Le pape déplore en même temps, la « généralisation » provoquée par des « épisodes de fondamentalisme violent » : « l’affection envers les vrais croyants de l’Islam doit nous porter à éviter d’odieuses généralisations, parce que le véritable Islam et une adéquate interprétation du Coran s’opposent à toute violence. »
Liberté religieuse aussi dans les sociétés occidentales : « le respect dû aux minorités agnostiques et non croyantes ne doit pas s’imposer de manière arbitraire qui fasse taire les convictions des majorités croyantes ni ignorer la richesse des traditions religieuses » (255). Là encore la logique du dialogue est à appliquer : croyants et non-croyants peuvent dialoguer, voire s’allier (257).

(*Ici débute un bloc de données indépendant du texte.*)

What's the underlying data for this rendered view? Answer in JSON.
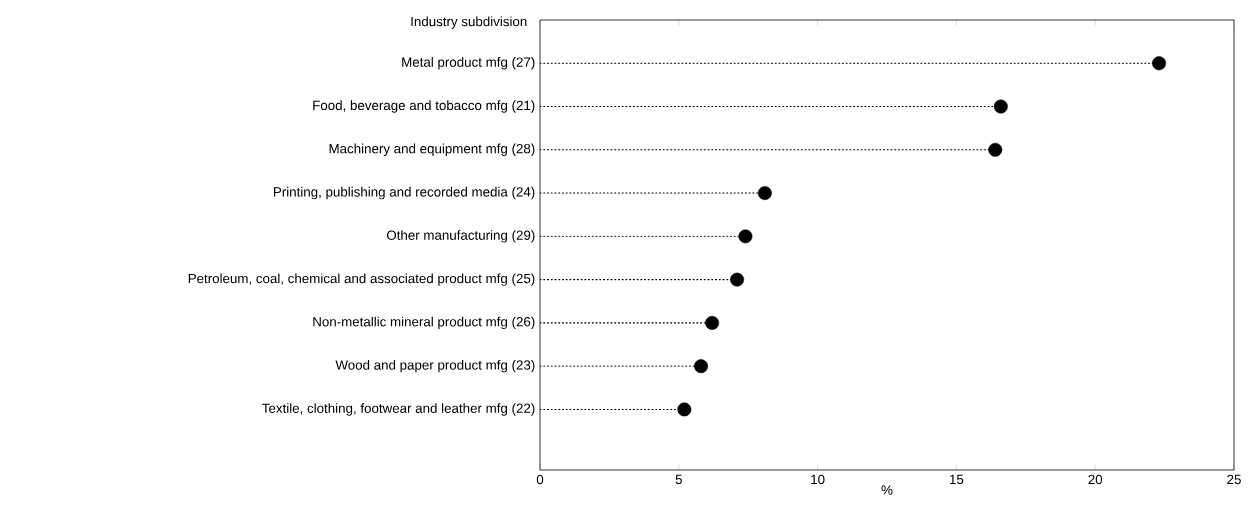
{
  "chart_data": {
    "type": "lollipop",
    "orientation": "horizontal",
    "ylabel": "Industry subdivision",
    "xlabel": "%",
    "categories": [
      "Metal product mfg (27)",
      "Food, beverage and tobacco mfg (21)",
      "Machinery and equipment mfg (28)",
      "Printing, publishing and recorded media (24)",
      "Other manufacturing (29)",
      "Petroleum, coal, chemical and associated product mfg (25)",
      "Non-metallic mineral product mfg (26)",
      "Wood and paper product mfg (23)",
      "Textile, clothing, footwear and leather mfg (22)"
    ],
    "values": [
      22.3,
      16.6,
      16.4,
      8.1,
      7.4,
      7.1,
      6.2,
      5.8,
      5.2
    ],
    "color": "#000000",
    "marker": "circle",
    "line_style": "dotted",
    "xlim": [
      0,
      25
    ],
    "xticks": [
      0,
      5,
      10,
      15,
      20,
      25
    ]
  }
}
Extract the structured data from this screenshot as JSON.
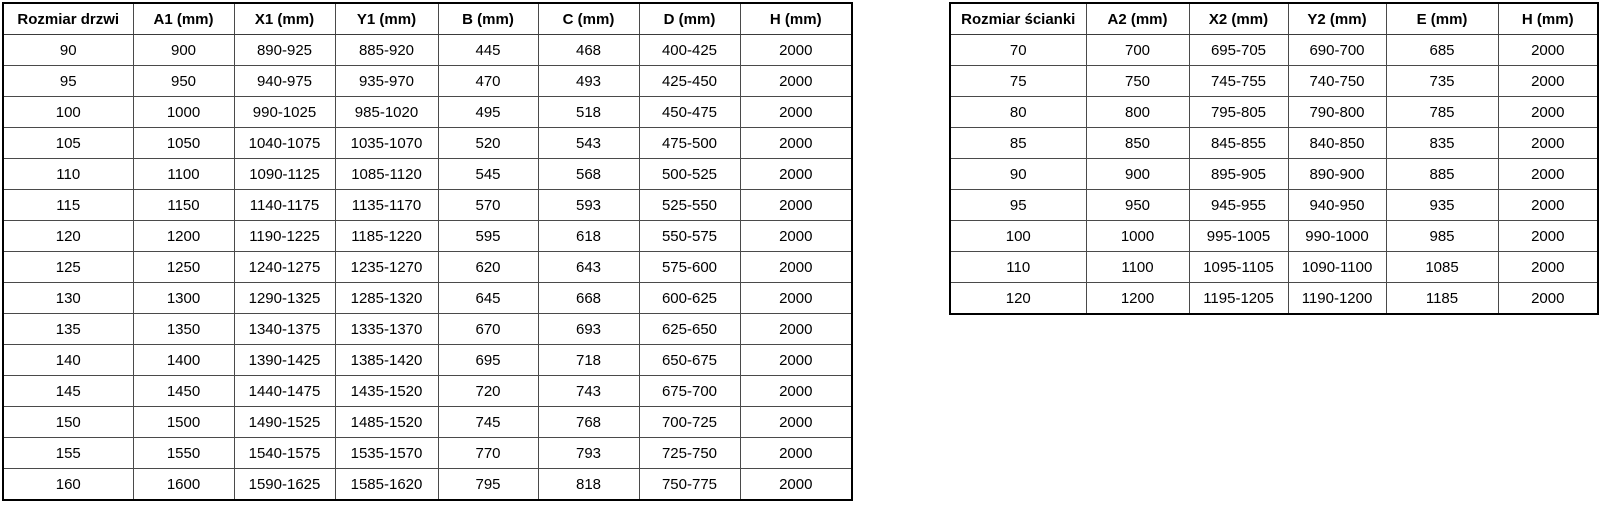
{
  "page": {
    "background": "#ffffff",
    "text_color": "#000000",
    "border_outer_color": "#000000",
    "border_inner_color": "#4a4a4a"
  },
  "tables": {
    "doors": {
      "title": "door-sizes",
      "headers": [
        "Rozmiar drzwi",
        "A1 (mm)",
        "X1 (mm)",
        "Y1 (mm)",
        "B (mm)",
        "C (mm)",
        "D (mm)",
        "H (mm)"
      ],
      "rows": [
        [
          "90",
          "900",
          "890-925",
          "885-920",
          "445",
          "468",
          "400-425",
          "2000"
        ],
        [
          "95",
          "950",
          "940-975",
          "935-970",
          "470",
          "493",
          "425-450",
          "2000"
        ],
        [
          "100",
          "1000",
          "990-1025",
          "985-1020",
          "495",
          "518",
          "450-475",
          "2000"
        ],
        [
          "105",
          "1050",
          "1040-1075",
          "1035-1070",
          "520",
          "543",
          "475-500",
          "2000"
        ],
        [
          "110",
          "1100",
          "1090-1125",
          "1085-1120",
          "545",
          "568",
          "500-525",
          "2000"
        ],
        [
          "115",
          "1150",
          "1140-1175",
          "1135-1170",
          "570",
          "593",
          "525-550",
          "2000"
        ],
        [
          "120",
          "1200",
          "1190-1225",
          "1185-1220",
          "595",
          "618",
          "550-575",
          "2000"
        ],
        [
          "125",
          "1250",
          "1240-1275",
          "1235-1270",
          "620",
          "643",
          "575-600",
          "2000"
        ],
        [
          "130",
          "1300",
          "1290-1325",
          "1285-1320",
          "645",
          "668",
          "600-625",
          "2000"
        ],
        [
          "135",
          "1350",
          "1340-1375",
          "1335-1370",
          "670",
          "693",
          "625-650",
          "2000"
        ],
        [
          "140",
          "1400",
          "1390-1425",
          "1385-1420",
          "695",
          "718",
          "650-675",
          "2000"
        ],
        [
          "145",
          "1450",
          "1440-1475",
          "1435-1520",
          "720",
          "743",
          "675-700",
          "2000"
        ],
        [
          "150",
          "1500",
          "1490-1525",
          "1485-1520",
          "745",
          "768",
          "700-725",
          "2000"
        ],
        [
          "155",
          "1550",
          "1540-1575",
          "1535-1570",
          "770",
          "793",
          "725-750",
          "2000"
        ],
        [
          "160",
          "1600",
          "1590-1625",
          "1585-1620",
          "795",
          "818",
          "750-775",
          "2000"
        ]
      ]
    },
    "walls": {
      "title": "wall-panel-sizes",
      "headers": [
        "Rozmiar ścianki",
        "A2 (mm)",
        "X2 (mm)",
        "Y2 (mm)",
        "E (mm)",
        "H (mm)"
      ],
      "rows": [
        [
          "70",
          "700",
          "695-705",
          "690-700",
          "685",
          "2000"
        ],
        [
          "75",
          "750",
          "745-755",
          "740-750",
          "735",
          "2000"
        ],
        [
          "80",
          "800",
          "795-805",
          "790-800",
          "785",
          "2000"
        ],
        [
          "85",
          "850",
          "845-855",
          "840-850",
          "835",
          "2000"
        ],
        [
          "90",
          "900",
          "895-905",
          "890-900",
          "885",
          "2000"
        ],
        [
          "95",
          "950",
          "945-955",
          "940-950",
          "935",
          "2000"
        ],
        [
          "100",
          "1000",
          "995-1005",
          "990-1000",
          "985",
          "2000"
        ],
        [
          "110",
          "1100",
          "1095-1105",
          "1090-1100",
          "1085",
          "2000"
        ],
        [
          "120",
          "1200",
          "1195-1205",
          "1190-1200",
          "1185",
          "2000"
        ]
      ]
    }
  }
}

La tâche est titanesque. Mais la vision christologique qui donne le ton de tout le document avait libéré le lecteur à l’avance en le rassurant (avec les mots de Paul VI) : « Bien que cette mission nous demande un engagement généreux, ce serait une erreur de la comprendre comme une tâche personnelle héroïque, puisque l’œuvre est avant tout la sienne [du Christ], au-delà de ce que nous pouvons découvrir et comprendre. Jésus est « le tout premier et le plus grand évangélisateur ». Dans toute forme d’évangélisation, la primauté revient toujours à Dieu, qui a voulu nous appeler à collaborer avec lui et nous stimuler avec la force de son Esprit » (n. 12).